In order to be considered bullying, the behavior must be aggressive and include:
- An Imbalance of Power: Kids who bully use their power—such as physical strength, access to embarrassing information, or popularity—to control or harm others. Power imbalances can change over time and in different situations, even if they involve the same people.
- Repetition: Bullying behaviors happen more than once or have the potential to happen more than once.
Bullying includes actions such as making threats, spreading rumors, attacking someone physically or verbally, and excluding someone from a group on purpose.
There are three types of bullying:
- Verbal bullying is saying or writing mean things. Verbal bullying includes:
- Inappropriate sexual comments
- Threatening to cause harm
- Social bullying, sometimes referred to as relational bullying, involves hurting someone’s reputation or relationships. Social bullying includes:
- Leaving someone out on purpose
- Telling other children not to be friends with someone
- Spreading rumors about someone
- Embarrassing someone in public
- Physical bullying involves hurting a person’s body or possessions. Physical bullying includes:
- Taking or breaking someone’s things
- Making mean or rude hand gestures
Bullying can occur during or after school hours. While most reported bullying happens in the school building, a significant percentage also happens in places like on the playground or the bus. It can also happen travelling to or from school, in the youth’s neighborhood, or on the Internet.

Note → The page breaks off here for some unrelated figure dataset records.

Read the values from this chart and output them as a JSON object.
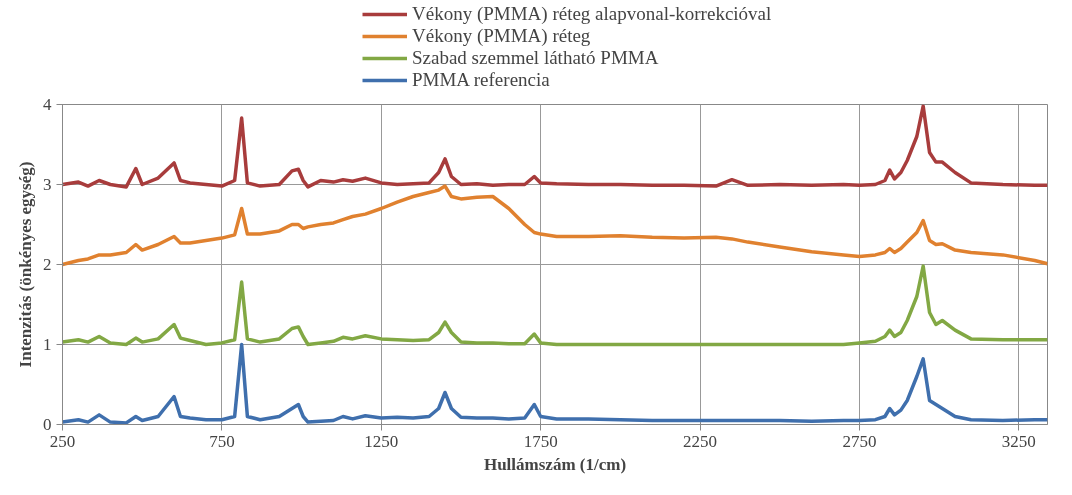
{
  "chart_data": {
    "type": "line",
    "xlabel": "Hullámszám (1/cm)",
    "ylabel": "Intenzitás (önkényes egység)",
    "x": [
      250,
      300,
      330,
      365,
      400,
      450,
      480,
      500,
      550,
      600,
      620,
      650,
      700,
      750,
      790,
      812,
      830,
      870,
      930,
      970,
      990,
      1005,
      1020,
      1060,
      1100,
      1130,
      1160,
      1200,
      1250,
      1300,
      1350,
      1400,
      1430,
      1450,
      1470,
      1500,
      1550,
      1600,
      1650,
      1700,
      1730,
      1750,
      1800,
      1900,
      2000,
      2100,
      2200,
      2300,
      2350,
      2400,
      2500,
      2600,
      2700,
      2750,
      2800,
      2830,
      2845,
      2860,
      2880,
      2900,
      2930,
      2950,
      2970,
      2990,
      3010,
      3050,
      3100,
      3200,
      3300,
      3340
    ],
    "series": [
      {
        "name": "Vékony (PMMA) réteg alapvonal-korrekcióval",
        "color": "#a83c3c",
        "values": [
          3.0,
          3.03,
          2.98,
          3.05,
          3.0,
          2.97,
          3.2,
          3.0,
          3.08,
          3.27,
          3.05,
          3.02,
          3.0,
          2.98,
          3.05,
          3.83,
          3.02,
          2.98,
          3.0,
          3.17,
          3.19,
          3.05,
          2.97,
          3.05,
          3.03,
          3.06,
          3.04,
          3.08,
          3.02,
          3.0,
          3.01,
          3.02,
          3.15,
          3.32,
          3.1,
          3.0,
          3.01,
          2.99,
          3.0,
          3.0,
          3.1,
          3.02,
          3.01,
          3.0,
          3.0,
          2.99,
          2.99,
          2.98,
          3.06,
          2.99,
          3.0,
          2.99,
          3.0,
          2.99,
          3.0,
          3.05,
          3.18,
          3.07,
          3.15,
          3.3,
          3.6,
          3.98,
          3.4,
          3.28,
          3.28,
          3.15,
          3.02,
          3.0,
          2.99,
          2.99
        ]
      },
      {
        "name": "Vékony (PMMA) réteg",
        "color": "#e0812f",
        "values": [
          2.0,
          2.05,
          2.07,
          2.12,
          2.12,
          2.15,
          2.25,
          2.18,
          2.25,
          2.35,
          2.27,
          2.27,
          2.3,
          2.33,
          2.37,
          2.7,
          2.38,
          2.38,
          2.42,
          2.5,
          2.5,
          2.45,
          2.47,
          2.5,
          2.52,
          2.56,
          2.6,
          2.63,
          2.7,
          2.78,
          2.85,
          2.9,
          2.93,
          2.98,
          2.85,
          2.82,
          2.84,
          2.85,
          2.7,
          2.5,
          2.4,
          2.38,
          2.35,
          2.35,
          2.36,
          2.34,
          2.33,
          2.34,
          2.32,
          2.28,
          2.22,
          2.16,
          2.12,
          2.1,
          2.12,
          2.15,
          2.2,
          2.15,
          2.2,
          2.28,
          2.4,
          2.55,
          2.3,
          2.25,
          2.26,
          2.18,
          2.15,
          2.12,
          2.05,
          2.01
        ]
      },
      {
        "name": "Szabad szemmel látható PMMA",
        "color": "#82a844",
        "values": [
          1.03,
          1.06,
          1.03,
          1.1,
          1.02,
          1.0,
          1.08,
          1.03,
          1.07,
          1.25,
          1.08,
          1.05,
          1.0,
          1.02,
          1.06,
          1.78,
          1.07,
          1.03,
          1.07,
          1.2,
          1.22,
          1.1,
          1.0,
          1.02,
          1.04,
          1.09,
          1.07,
          1.11,
          1.07,
          1.06,
          1.05,
          1.06,
          1.15,
          1.28,
          1.15,
          1.03,
          1.02,
          1.02,
          1.01,
          1.01,
          1.13,
          1.02,
          1.0,
          1.0,
          1.0,
          1.0,
          1.0,
          1.0,
          1.0,
          1.0,
          1.0,
          1.0,
          1.0,
          1.02,
          1.04,
          1.1,
          1.18,
          1.1,
          1.15,
          1.3,
          1.6,
          1.98,
          1.4,
          1.25,
          1.3,
          1.18,
          1.07,
          1.06,
          1.06,
          1.06
        ]
      },
      {
        "name": "PMMA referencia",
        "color": "#3f6fad",
        "values": [
          0.03,
          0.06,
          0.03,
          0.12,
          0.03,
          0.02,
          0.1,
          0.05,
          0.1,
          0.35,
          0.1,
          0.08,
          0.06,
          0.06,
          0.1,
          1.0,
          0.1,
          0.06,
          0.1,
          0.2,
          0.25,
          0.1,
          0.03,
          0.04,
          0.05,
          0.1,
          0.07,
          0.11,
          0.08,
          0.09,
          0.08,
          0.1,
          0.2,
          0.4,
          0.2,
          0.09,
          0.08,
          0.08,
          0.07,
          0.08,
          0.25,
          0.1,
          0.07,
          0.07,
          0.06,
          0.05,
          0.05,
          0.05,
          0.05,
          0.05,
          0.05,
          0.04,
          0.05,
          0.05,
          0.06,
          0.1,
          0.2,
          0.12,
          0.18,
          0.3,
          0.6,
          0.82,
          0.3,
          0.25,
          0.2,
          0.1,
          0.06,
          0.05,
          0.06,
          0.06
        ]
      }
    ],
    "xlim": [
      250,
      3340
    ],
    "xticks": [
      250,
      750,
      1250,
      1750,
      2250,
      2750,
      3250
    ],
    "ylim": [
      0,
      4
    ],
    "yticks": [
      0,
      1,
      2,
      3,
      4
    ],
    "grid": true,
    "legend": "top",
    "marker": "none",
    "line_style": "solid"
  }
}
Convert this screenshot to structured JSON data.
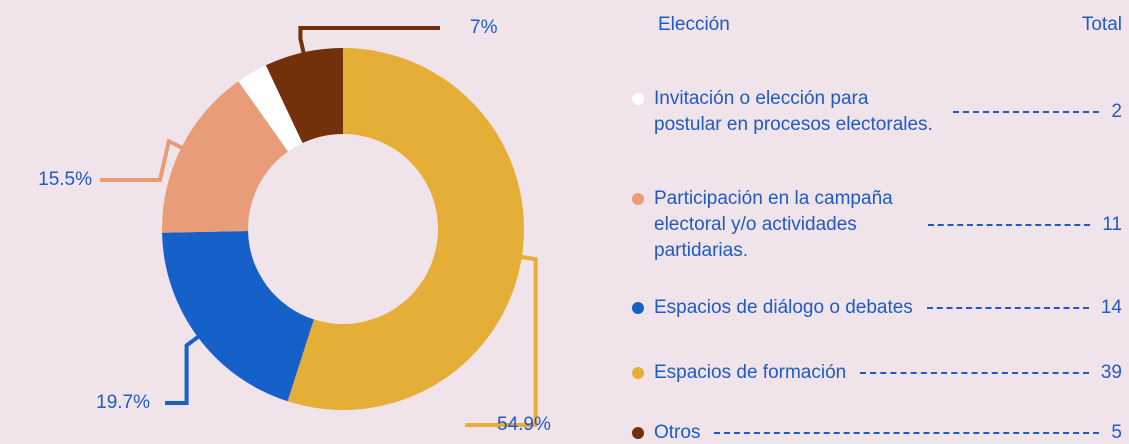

There are two sources of federally collected data on youth bullying:
- The 2012–2013 School Crime Supplement (National Center for Education Statistics and Bureau of Justice Statistics) indicates that, nationwide, about 22% of students ages 12-18 experienced bullying.
- The 2013 Youth Risk Behavior Surveillance System (Centers for Disease Control and Prevention) indicates that, nationwide, 20% of students in grades 9–12 experienced bullying.
Research on cyberbullying is growing. However, because kids’ technology use changes rapidly, it is difficult to design surveys that accurately capture trends.
This website refers to "bullying" as "acoso escolar". However, these behaviors are not present only in the school environment. The strategies for prevention and response are applicable to any place where youth study and play.